The first Shakers coalesced as a religious group in mid-eighteenth-century Lancashire. Rejecting the formal liturgical traditions of the Church of England, they sought a freer, more personal expression of Christian faith. This took the form of ecstatic, emotional gatherings for worship, during which the participants became “exercised with singing, shouting and leaping for joy.” It was from these unrestrained practices that the members of the small group received their popular name—“Shakers.”
The early Shakers did not articulate a fixed creed or doctrine. In the spirit of English religious dissent that drew its adherents from the country’s petty tradesmen, artisans, and laborers, they were deeply affected by a sense of God’s immanence in a lost and sinful world. As a consequence, they were drawn to millenarian prophecy and speculation about the Second Coming of Christ. Attracting few converts in England, the Shakers might well have been lost to history were it not for the reception into their numbers in 1758 of Ann Lees (the name was shortened to “Lee” in Shaker usage), the daughter of a Manchester blacksmith.
Ann Lee (1736–1784), whose own religious background was Anglican, not only became leader of the group but was so influential in the development of its belief system that she is recognized as the founder of the Shaker faith. Because of the noisy exuberance of their worship, the Shakers attracted the hostility of their neighbors and the civil authorities; several Shakers, including Ann Lee herself, were fined or imprisoned in the early 1770s. In 1774 Mother Ann—as her followers now called her—led a small group of Shakers to America, following a “special revelation” that the faith would flourish there.
On August 6, 1774, Ann Lee and eight followers disembarked in New York, after a lengthy sea voyage from Liverpool. During the next ten years, Mother Ann and her companions undertook preaching journeys in upstate New York and New England. By the time of her death, in 1784, the groundwork had been laid for the organization of Shaker communities throughout the region and beyond. Under her American-born successors, Father Joseph Meacham (1741–1796) and Mother Lucy Wright (1760–1821), Shakerism was established in New York, Connecticut, Massachusetts, New Hampshire, Maine, Ohio, Kentucky, and Indiana.
In their self-contained villages, the members of the United Society of Believers in Christ’s Second Appearing, as the Shakers became formally known, practiced celibacy, separation from the world, communal ownership of property, pacifism, and confession of sin, all of which they based on the New Testament accounts of the life and teachings of Jesus. Women enjoyed equality with men in the various departments of community life, a practical application of the Shaker concept of God as Father and Mother. An emphasis on simplicity, harmony, and perfection within the communities prompted the development of a distinctive tradition in the arts and crafts, notable for its paring down of vernacular forms. Shaker furniture is simple but elegant, without decorative turnings, carvings, or painting, but exacting in craftsmanship and purity of line.

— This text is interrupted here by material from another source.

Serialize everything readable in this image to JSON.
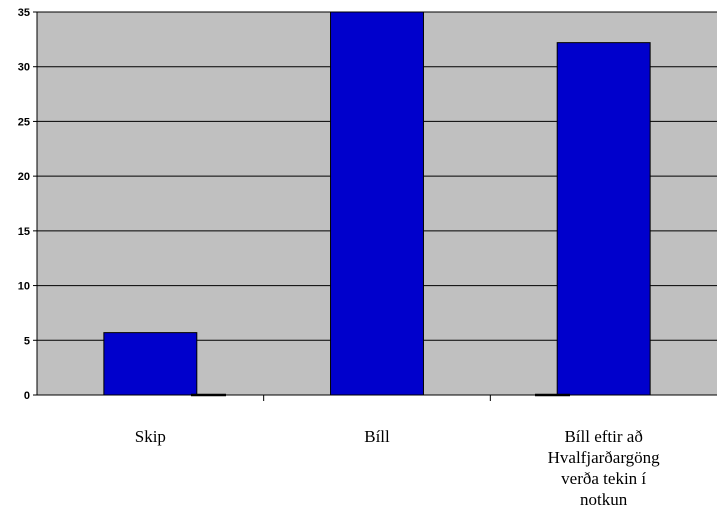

At its height in the first half of the nineteenth century, the United Society comprised nineteen principal communities, with approximately five thousand members. At first reviled by their suspicious neighbors, the Shakers in time were admired for their neat, efficient farms, the excellence of their products, and the innovative technology and genius for invention that marked their history. By the mid-nineteenth century, however, a slow but unremitting disintegration, the result in large part of a failure in leadership, began to affect the Shaker villages until, one by one, they closed. Only three villages survived into the second half of the twentieth century—Hancock, Massachusetts; Canterbury, New Hampshire; and Sabbathday Lake, Maine. Today only Sabbathday Lake remains as an active center of the Shaker faith.
1. Calvin Green and Seth Youngs Wells, A Summary View of the Millennial Church, or United Society of Believers (Albany, N.Y.: Packard & Van Benthuysen, 1823), 5.